Mais Gervais n’y étoit pas.

Je m’approchai de son banc. Il y avoit oublié son long bâton de cytise recourbé, noué d’un ruban vert avec des caractères imprimés en relief. Cette circonstance m’inquiéta.

J’appelai Gervais. — Une voix répéta : Gervais. Je crus que c’étoit l’écho.

Je me tournai de ce côté, et je vis venir Marguerite qui menoit un chien en laisse. Ils s’arrêtèrent. Je reconnus Puck, et Puck ne parut pas me reconnoître ; il étoit tourmenté d’une autre idée, d’une idée indéfinissable. Il avoit le nez en l’air, les oreilles soulevées, les pattes immobiles, mais tendues, pour se préparer à la course.
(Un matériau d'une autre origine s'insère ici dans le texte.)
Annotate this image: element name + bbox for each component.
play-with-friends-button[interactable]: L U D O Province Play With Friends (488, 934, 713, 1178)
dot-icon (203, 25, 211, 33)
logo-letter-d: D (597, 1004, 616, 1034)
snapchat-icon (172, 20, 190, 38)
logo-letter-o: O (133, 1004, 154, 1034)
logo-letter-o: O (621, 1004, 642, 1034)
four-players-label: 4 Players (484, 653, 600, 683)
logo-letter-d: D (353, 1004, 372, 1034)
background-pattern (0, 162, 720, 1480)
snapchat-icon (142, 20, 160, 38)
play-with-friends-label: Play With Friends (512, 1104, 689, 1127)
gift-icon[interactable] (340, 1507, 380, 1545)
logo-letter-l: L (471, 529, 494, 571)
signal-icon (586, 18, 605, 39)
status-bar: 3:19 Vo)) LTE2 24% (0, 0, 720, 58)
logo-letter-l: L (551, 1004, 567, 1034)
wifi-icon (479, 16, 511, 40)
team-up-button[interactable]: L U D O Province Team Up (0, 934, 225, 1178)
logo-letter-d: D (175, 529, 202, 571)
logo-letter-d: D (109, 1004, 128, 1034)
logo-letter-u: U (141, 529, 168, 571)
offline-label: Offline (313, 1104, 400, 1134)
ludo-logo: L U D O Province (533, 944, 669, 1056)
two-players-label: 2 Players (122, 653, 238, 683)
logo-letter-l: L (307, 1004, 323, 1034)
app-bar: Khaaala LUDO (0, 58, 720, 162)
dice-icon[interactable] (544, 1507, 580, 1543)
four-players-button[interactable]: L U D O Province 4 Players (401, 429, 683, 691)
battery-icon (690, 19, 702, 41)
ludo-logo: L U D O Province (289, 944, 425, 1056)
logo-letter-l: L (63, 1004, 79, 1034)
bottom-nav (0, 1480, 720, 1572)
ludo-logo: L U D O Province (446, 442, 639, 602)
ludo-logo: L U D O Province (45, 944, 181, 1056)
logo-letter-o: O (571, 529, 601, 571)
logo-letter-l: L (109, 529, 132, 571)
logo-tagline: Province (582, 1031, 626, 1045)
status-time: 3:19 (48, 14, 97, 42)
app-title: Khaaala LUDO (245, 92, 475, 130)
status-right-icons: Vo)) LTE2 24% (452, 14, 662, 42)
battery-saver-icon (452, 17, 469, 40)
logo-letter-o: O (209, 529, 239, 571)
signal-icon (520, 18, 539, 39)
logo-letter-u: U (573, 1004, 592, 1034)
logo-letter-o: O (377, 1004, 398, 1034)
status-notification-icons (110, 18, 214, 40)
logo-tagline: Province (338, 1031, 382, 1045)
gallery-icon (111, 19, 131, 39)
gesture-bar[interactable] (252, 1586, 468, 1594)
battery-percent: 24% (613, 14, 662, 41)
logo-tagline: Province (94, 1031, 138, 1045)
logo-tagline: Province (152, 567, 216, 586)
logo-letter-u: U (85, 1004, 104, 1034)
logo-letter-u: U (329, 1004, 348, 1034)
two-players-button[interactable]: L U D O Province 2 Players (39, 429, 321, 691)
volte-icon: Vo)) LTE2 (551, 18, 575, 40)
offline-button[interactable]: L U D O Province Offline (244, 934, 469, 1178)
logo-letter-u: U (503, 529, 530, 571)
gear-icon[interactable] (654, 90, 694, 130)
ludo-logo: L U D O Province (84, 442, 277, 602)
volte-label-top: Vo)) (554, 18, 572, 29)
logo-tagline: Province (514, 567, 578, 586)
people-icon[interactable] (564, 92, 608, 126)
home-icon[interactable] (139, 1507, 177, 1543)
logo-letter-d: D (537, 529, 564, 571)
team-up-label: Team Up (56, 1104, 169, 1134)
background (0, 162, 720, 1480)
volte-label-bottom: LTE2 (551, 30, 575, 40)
— Hélas ! monsieur, me dit Marguerite, auriez-vous vu Gervais ?

— Gervais ? répondis-je. Où est-il ?

Puck se tourna de mon côté comme pour me regarder, parce qu’il m’avoit entendu. Il s’approcha de moi de toute la longueur de sa laisse. Je le flattai de la main, il la lécha — et puis il reprit sa station.

— Monsieur, me dit-elle, je vous remets bien maintenant ; c’est vous qui lui avez donné cet épagneul qu’il aime tant, pour le consoler de la perte de son barbet qu’il avoit tant aimé. Le pauvre animal n’a pas été huit jours dans la vallée qu’il a été frappé d’une goutte sereine comme son maître. Il est aveugle.

Je relevai les soies du front de Puck ; il étoit aveugle. — Puck détourna la tête, lécha encore ma main, et puis hurla.

— C’est pour cela, continua dame Marguerite, que Gervais ne l’avoit pas amené hier.